The recommended fuel is dry hardwood.
Recommended tools include a long-handled shovel, rake and brass brush to move burning wood or hot coals around; two long-handled pizza "peels" (paddles) — a square one to slide the uncooked pizza into the oven and a round one to slide under the partially cooked pizza when it's time to turn it. The peels can be aluminum or wood, depending on your preference. Heavy heatproof gloves for handling pots or skillets are also advised.
Cast-iron or clay pots and skillets are best in high temperatures.
Required maintenance is very low because there are no moving parts (except maybe doors) on many pizza ovens. The high temperatures will burn off a lot of the ash and soot, although you may want to clean out the oven periodically. The most important thing is to ensure there are no cracks on the outside of the unit caused by damage or weather. If one occurs, seal it immediately.

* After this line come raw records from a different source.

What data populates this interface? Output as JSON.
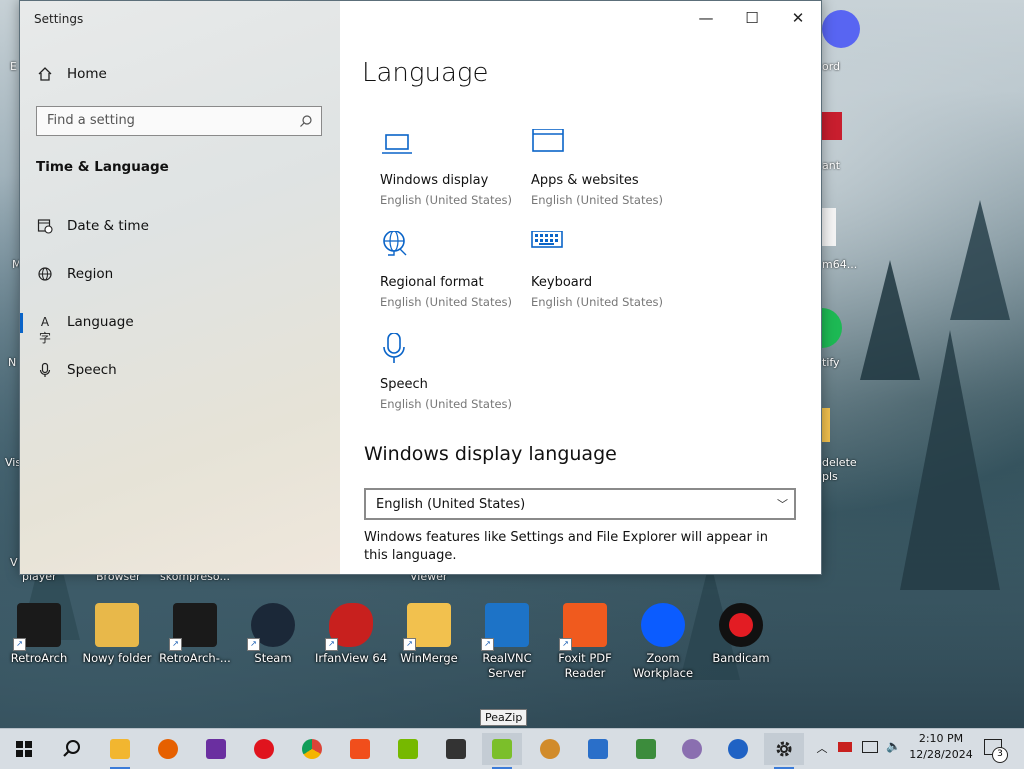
{
  "window": {
    "title": "Settings",
    "controls": {
      "minimize": "—",
      "maximize": "☐",
      "close": "✕"
    }
  },
  "sidebar": {
    "home": "Home",
    "search_placeholder": "Find a setting",
    "section": "Time & Language",
    "items": [
      {
        "label": "Date & time",
        "icon": "calendar-clock-icon"
      },
      {
        "label": "Region",
        "icon": "globe-icon"
      },
      {
        "label": "Language",
        "icon": "language-icon",
        "active": true
      },
      {
        "label": "Speech",
        "icon": "microphone-icon"
      }
    ]
  },
  "main": {
    "title": "Language",
    "tiles": [
      {
        "name": "Windows display",
        "sub": "English (United States)",
        "icon": "laptop-icon"
      },
      {
        "name": "Apps & websites",
        "sub": "English (United States)",
        "icon": "window-icon"
      },
      {
        "name": "Regional format",
        "sub": "English (United States)",
        "icon": "globe-icon"
      },
      {
        "name": "Keyboard",
        "sub": "English (United States)",
        "icon": "keyboard-icon"
      },
      {
        "name": "Speech",
        "sub": "English (United States)",
        "icon": "microphone-icon"
      }
    ],
    "display_language_heading": "Windows display language",
    "dropdown_value": "English (United States)",
    "description": "Windows features like Settings and File Explorer will appear in this language."
  },
  "desktop": {
    "icons": [
      {
        "name": "RetroArch",
        "color": "#1a1a1a"
      },
      {
        "name": "Nowy folder",
        "color": "#e8b84a"
      },
      {
        "name": "RetroArch-...",
        "color": "#1a1a1a"
      },
      {
        "name": "Steam",
        "color": "#1b2838"
      },
      {
        "name": "IrfanView 64",
        "color": "#c8201e"
      },
      {
        "name": "WinMerge",
        "color": "#f2c14e"
      },
      {
        "name": "RealVNC Server",
        "color": "#1d73c7"
      },
      {
        "name": "Foxit PDF Reader",
        "color": "#f05a1e"
      },
      {
        "name": "Zoom Workplace",
        "color": "#0b5cff"
      },
      {
        "name": "Bandicam",
        "color": "#e31c23"
      }
    ],
    "row_labels": [
      "player",
      "Browser",
      "skompreso...",
      "Viewer"
    ],
    "right_labels": [
      "ord",
      "ant",
      "m64...",
      "tify",
      "delete",
      "pls"
    ],
    "left_labels": [
      "E",
      "M",
      "N",
      "Vis",
      "V"
    ],
    "tooltip": "PeaZip"
  },
  "taskbar": {
    "apps": [
      {
        "name": "start",
        "color": "#1a1a1a"
      },
      {
        "name": "search",
        "color": "#1a1a1a"
      },
      {
        "name": "file-explorer",
        "color": "#f2b630"
      },
      {
        "name": "firefox",
        "color": "#e66000"
      },
      {
        "name": "notepad-plus",
        "color": "#6a2fa0"
      },
      {
        "name": "opera",
        "color": "#e0141e"
      },
      {
        "name": "chrome",
        "color": "#3a9a3f"
      },
      {
        "name": "brave",
        "color": "#f14e1c"
      },
      {
        "name": "nvidia",
        "color": "#76b900"
      },
      {
        "name": "321-player",
        "color": "#333333"
      },
      {
        "name": "peazip",
        "color": "#7bbf2a"
      },
      {
        "name": "app-12",
        "color": "#d18b2a"
      },
      {
        "name": "remote-desktop",
        "color": "#2a6fc9"
      },
      {
        "name": "network-tool",
        "color": "#3c8c3c"
      },
      {
        "name": "ghost-app",
        "color": "#8a6fb0"
      },
      {
        "name": "thunderbird",
        "color": "#1f62c4"
      },
      {
        "name": "settings",
        "color": "#333333"
      }
    ],
    "time": "2:10 PM",
    "date": "12/28/2024",
    "notifications": "3"
  }
}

You can't control the heat with a thermometer, but you can monitor it. The temperature will only keep increasing when the fire's burning, so if you want a mid-range temperature for baking, for example, heat the oven about 37 C (100 F) more than you want it, then let the wood settle into coals and monitor the temperature until it is roughly where you want it.
Especially until you get used to the vagaries of an outdoor oven, it is important to closely monitor food you're cooking. Because of the high temperatures and the heat radiating into the food from all sides, it will cook not only faster but differently from a stove oven, where the heat typically comes only from below.